We had been walking at haphazard, and had emerged suddenly into a broad open Place, which, dominated by the huge blind façade of the Roman Theatre, suggested somehow, with its scintillating crowds, an operatic stage before the rise of the curtain.
“There is your impression,” said I—“realised to the life!”
It was actually so. Strewed all about the ground, with little alleys of commerce dividing the groups, was an infinite confusion of pottery—jugs, dishes, cooking utensils, and what not; and, pervading it, a number of picturesque figures, swarthy of face, hot-dyed of dress and neckerchief, the whole constituting a sort of gypsies’ fair. Fifine stood as if dumbstricken.
“Perhaps now,” I said, “the clue of memory taken up will lead you back to your birthplace?”
She shook her head. “No. But it—O, mon ami, I feel as if I want to cry!”
“You shall cry, Fifine, when we reach our quarters. Come; we will go to the best I know.”
It was at the Hôtel de la Poste we put up; and I specify the fact for three particular reasons: it was from the window of my bedroom, in the Pension attached to that hotel, that I had had—as I was able now to point out to Fifine—my earlier impression of the plane-trees; it was in its salle-à-manger that I found my first opportunity to introduce to her the delectable mysteries of bouille-abaisse; it was in that room also that occurred—but let me come to it.

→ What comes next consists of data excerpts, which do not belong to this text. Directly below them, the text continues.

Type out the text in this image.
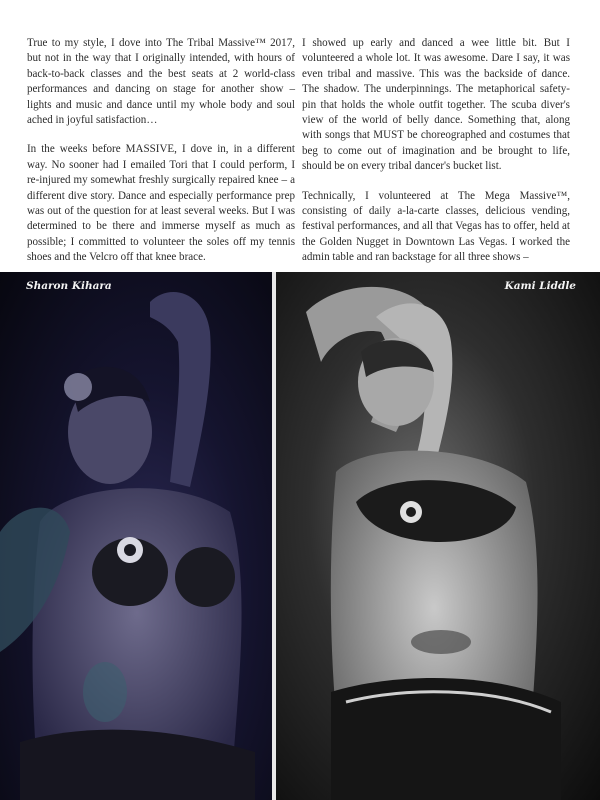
True to my style, I dove into The Tribal Massive™ 2017, but not in the way that I originally intended, with hours of back-to-back classes and the best seats at 2 world-class performances and dancing on stage for another show – lights and music and dance until my whole body and soul ached in joyful satisfaction…

In the weeks before MASSIVE, I dove in, in a different way. No sooner had I emailed Tori that I could perform, I re-injured my somewhat freshly surgically repaired knee – a different dive story. Dance and especially performance prep was out of the question for at least several weeks. But I was determined to be there and immerse myself as much as possible; I committed to volunteer the soles off my tennis shoes and the Velcro off that knee brace.

I showed up early and danced a wee little bit. But I volunteered a whole lot. It was awesome. Dare I say, it was even tribal and massive. This was the backside of dance. The shadow. The underpinnings. The metaphorical safety-pin that holds the whole outfit together. The scuba diver's view of the world of belly dance. Something that, along with songs that MUST be choreographed and costumes that beg to come out of imagination and be brought to life, should be on every tribal dancer's bucket list.

Technically, I volunteered at The Mega Massive™, consisting of daily a-la-carte classes, delicious vending, festival performances, and all that Vegas has to offer, held at the Golden Nugget in Downtown Las Vegas. I worked the admin table and ran backstage for all three shows –

Sharon Kihara	Kami Liddle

This dining-room was not, perhaps, of the cheeriest. It was ill-lighted, far from spacious, and fairly crowded, when we entered it, with a mixed assemblage of farmers, shop-keepers, and bagmen. A certain commercial importance attaches, I fancy, to Orange; and moreover market-day, had, no doubt, contributed its quota to the complement. Anyhow we had some difficulty in securing places at a table in a dark corner; but, once established, we prepared, after our custom, to enjoy ourselves thoroughly. And, lo! the first item on the menu was bouille-abaisse.
I crowed. “Tiens! The goal of our long romantic quest lies revealed to us at last. We are about to achieve our ideal; the spirit of abstract beauty offers to materialise before us. Eat of this ambrosia, my gossip, and count for its sake the toil well vindicated.”
Fifine laughed, rosily, but in her little sedate way.